Pearson v. State

PER CURIAM.

The defendants appeal from their judgment of conviction rendered by the criminal court of record in Dade County in a non-jury trial of the crime of aggravated assault, contending the trial court committed reversible error by denying their request to withdraw their waivers of a jury, citing and relying on Floyd v. State, Fla. 1956, 90 So.2d 105.

In our view the circumstances of this case were such that the trial court did not abuse its discretion or commit error in the denial of the motion.

The dates involved are material. The appellants were charged on March 28, 1967, with having committed aggravated assault on February 23. Appointment of the public defender to represent them was made on March 30. Thornell was arraigned on April 4, on which date he pleaded not guilty and waived trial by jury. Pearson’s arraignment was delayed during the period of a psychiatric examination of him which the court ordered. He was arraigned on May 11, at which time he pleaded not guilty and waived trial by jury.

The cause came on for trial on Friday, May 19. On that day, just prior to trial, the public defender made the motion to withdraw the defendants’ waivers and moved for their trial by jury. The motion revealed that on Tuesday of that week the assistant public defender who had been acting for the defendants, but who would be unable to be present at their trial on Friday, delivered his files on the case to' another assistant public defender, Mr. Emory; that the defendants were interviewed by Mr. Emory the following day (Wednesday); that Mr. Emory was required to argue an appeal in the district court of appeal in Miami on Thursday; that when he spoke with the state attorney he learned that the alleged victim, who would be presented as a principal witness by the state, had arrived for the trial from his home in West Virginia. However, the motion to withdraw the waivers of jury was not made until the non-jury trial was about to commence.

In opposition to the motion the state in* formed the court it was ready to go to trial and called the court’s attention to the fact that the essential prosecution witness had been brought from West Virginia for the trial scheduled for that date. In denying the motion the court said: “I just want it understood that with the witness having been returned from West Virginia by the State, and there having been no prior request for a jury trial, I would not continue this case again.” 1 [Italics ours] From the latter statement, while it was not elaborated on, it is apparent that the court would not have been able to proceed with a jury trial on that day because of the need to summon a venire of jurymen. In Floyd v. State, supra, the court referred to the policy of liberality to be observed in favor of granting the accused a right to trial by jury, but recognized the propriety of denying a motion of withdrawal of waiver of a jury trial “when it is not seasonably made in good faith, or is made to obtain a delay, or it appears that some real harm will be done to the public, i. e., the State, such as un*618reasonable delay or interruption in the administration of justice, real inconvenience to the court and the State, or that additional expense to the State will be occasioned thereby.”
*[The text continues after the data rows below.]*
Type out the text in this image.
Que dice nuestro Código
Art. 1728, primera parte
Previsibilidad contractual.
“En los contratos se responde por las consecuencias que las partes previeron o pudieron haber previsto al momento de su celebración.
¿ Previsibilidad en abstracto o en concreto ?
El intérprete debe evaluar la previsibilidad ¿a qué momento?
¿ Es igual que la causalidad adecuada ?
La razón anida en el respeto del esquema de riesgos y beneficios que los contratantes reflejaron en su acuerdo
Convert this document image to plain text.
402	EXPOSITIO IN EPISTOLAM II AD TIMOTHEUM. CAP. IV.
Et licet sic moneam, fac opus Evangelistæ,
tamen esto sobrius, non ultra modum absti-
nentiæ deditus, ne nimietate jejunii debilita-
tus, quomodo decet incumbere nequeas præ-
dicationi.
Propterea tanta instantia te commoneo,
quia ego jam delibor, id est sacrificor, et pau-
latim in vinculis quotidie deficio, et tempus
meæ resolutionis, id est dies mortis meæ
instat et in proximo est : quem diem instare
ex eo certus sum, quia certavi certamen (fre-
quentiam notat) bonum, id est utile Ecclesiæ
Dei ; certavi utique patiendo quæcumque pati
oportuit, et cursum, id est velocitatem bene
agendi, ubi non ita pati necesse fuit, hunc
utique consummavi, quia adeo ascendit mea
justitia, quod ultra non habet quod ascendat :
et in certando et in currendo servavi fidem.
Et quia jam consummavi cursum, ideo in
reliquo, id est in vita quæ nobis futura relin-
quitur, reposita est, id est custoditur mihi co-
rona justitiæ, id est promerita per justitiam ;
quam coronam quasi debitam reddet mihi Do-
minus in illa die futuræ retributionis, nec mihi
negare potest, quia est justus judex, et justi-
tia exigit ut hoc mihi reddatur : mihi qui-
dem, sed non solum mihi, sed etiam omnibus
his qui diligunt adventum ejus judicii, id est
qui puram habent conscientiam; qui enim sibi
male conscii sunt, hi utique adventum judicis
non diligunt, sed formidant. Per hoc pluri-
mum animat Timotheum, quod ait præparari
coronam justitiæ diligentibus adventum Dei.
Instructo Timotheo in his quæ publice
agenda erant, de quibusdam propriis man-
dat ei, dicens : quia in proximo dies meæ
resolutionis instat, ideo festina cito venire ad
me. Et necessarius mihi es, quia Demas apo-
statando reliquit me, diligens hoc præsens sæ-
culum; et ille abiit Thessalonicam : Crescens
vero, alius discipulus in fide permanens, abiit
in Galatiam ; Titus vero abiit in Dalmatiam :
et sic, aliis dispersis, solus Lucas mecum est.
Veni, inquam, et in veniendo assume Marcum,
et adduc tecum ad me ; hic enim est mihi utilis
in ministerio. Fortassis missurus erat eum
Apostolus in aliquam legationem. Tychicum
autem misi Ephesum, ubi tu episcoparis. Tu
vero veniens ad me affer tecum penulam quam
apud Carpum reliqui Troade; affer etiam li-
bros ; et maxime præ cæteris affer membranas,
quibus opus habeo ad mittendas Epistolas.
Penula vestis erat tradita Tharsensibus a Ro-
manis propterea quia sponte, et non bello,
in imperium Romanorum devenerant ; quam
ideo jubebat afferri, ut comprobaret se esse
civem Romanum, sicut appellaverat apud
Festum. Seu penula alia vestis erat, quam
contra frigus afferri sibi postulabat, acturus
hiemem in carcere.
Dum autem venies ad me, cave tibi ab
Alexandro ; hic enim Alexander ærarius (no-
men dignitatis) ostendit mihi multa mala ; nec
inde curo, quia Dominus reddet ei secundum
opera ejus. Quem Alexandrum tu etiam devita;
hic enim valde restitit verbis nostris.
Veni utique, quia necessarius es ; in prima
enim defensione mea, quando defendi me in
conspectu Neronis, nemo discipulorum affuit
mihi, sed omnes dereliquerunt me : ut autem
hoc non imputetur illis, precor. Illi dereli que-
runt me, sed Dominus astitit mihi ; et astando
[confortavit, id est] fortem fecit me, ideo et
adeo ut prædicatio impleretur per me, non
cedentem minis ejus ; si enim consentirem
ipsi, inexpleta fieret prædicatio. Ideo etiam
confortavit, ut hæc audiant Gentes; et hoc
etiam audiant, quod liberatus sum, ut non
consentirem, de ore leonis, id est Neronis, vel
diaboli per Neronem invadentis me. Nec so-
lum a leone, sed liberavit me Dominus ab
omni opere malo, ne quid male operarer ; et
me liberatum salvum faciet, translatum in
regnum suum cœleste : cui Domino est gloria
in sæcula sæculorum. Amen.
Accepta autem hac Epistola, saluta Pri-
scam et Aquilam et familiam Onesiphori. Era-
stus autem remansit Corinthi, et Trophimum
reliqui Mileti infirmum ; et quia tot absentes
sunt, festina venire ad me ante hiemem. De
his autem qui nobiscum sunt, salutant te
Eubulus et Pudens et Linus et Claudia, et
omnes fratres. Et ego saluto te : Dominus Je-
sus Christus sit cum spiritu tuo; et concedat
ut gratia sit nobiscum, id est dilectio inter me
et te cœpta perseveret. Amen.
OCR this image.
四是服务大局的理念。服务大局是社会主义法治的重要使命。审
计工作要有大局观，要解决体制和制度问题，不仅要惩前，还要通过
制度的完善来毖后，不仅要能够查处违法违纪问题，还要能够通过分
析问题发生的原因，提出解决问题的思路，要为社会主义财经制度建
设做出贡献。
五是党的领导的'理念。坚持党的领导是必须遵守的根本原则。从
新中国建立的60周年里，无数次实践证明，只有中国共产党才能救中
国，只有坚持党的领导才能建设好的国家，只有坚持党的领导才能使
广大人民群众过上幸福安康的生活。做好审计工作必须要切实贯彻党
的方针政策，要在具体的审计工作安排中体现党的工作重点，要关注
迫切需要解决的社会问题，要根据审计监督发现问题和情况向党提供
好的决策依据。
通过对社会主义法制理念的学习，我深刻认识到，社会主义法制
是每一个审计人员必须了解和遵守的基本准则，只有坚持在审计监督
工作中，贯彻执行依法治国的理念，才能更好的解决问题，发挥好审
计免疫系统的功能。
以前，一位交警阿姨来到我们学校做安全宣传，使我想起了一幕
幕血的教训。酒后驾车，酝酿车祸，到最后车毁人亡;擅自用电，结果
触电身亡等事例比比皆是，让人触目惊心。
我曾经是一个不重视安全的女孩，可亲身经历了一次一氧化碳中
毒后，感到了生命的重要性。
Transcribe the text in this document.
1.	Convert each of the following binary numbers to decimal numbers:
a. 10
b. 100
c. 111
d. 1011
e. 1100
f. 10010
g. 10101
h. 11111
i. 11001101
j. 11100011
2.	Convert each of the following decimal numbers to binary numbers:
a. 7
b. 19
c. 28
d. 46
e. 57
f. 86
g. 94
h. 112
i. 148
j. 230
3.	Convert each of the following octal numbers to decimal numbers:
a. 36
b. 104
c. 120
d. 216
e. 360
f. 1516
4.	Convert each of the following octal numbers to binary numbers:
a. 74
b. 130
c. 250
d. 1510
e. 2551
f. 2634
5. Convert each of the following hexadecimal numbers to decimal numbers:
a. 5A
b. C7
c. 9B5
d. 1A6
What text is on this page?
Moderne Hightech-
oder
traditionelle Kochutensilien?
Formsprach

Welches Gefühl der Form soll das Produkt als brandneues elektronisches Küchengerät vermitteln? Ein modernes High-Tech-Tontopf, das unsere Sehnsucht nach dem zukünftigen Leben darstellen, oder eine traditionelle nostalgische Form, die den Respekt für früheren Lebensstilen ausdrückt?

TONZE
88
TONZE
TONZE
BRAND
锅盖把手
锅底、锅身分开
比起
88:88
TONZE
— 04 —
The facts and circumstances against which this motion for withdrawal of waiver of jury trial was to be tested justified its denial as one in conformity to the above quoted expressions of the Supreme Court in Floyd v. State, supra.

Affirmed.

. The ease had been set for trial initially on May 2, 1967. It had been continued on motion of the state, presumably to await the outcome of the psychiatric examination which had been ordered for the defendant Pearson, who was not arraigned until May 11.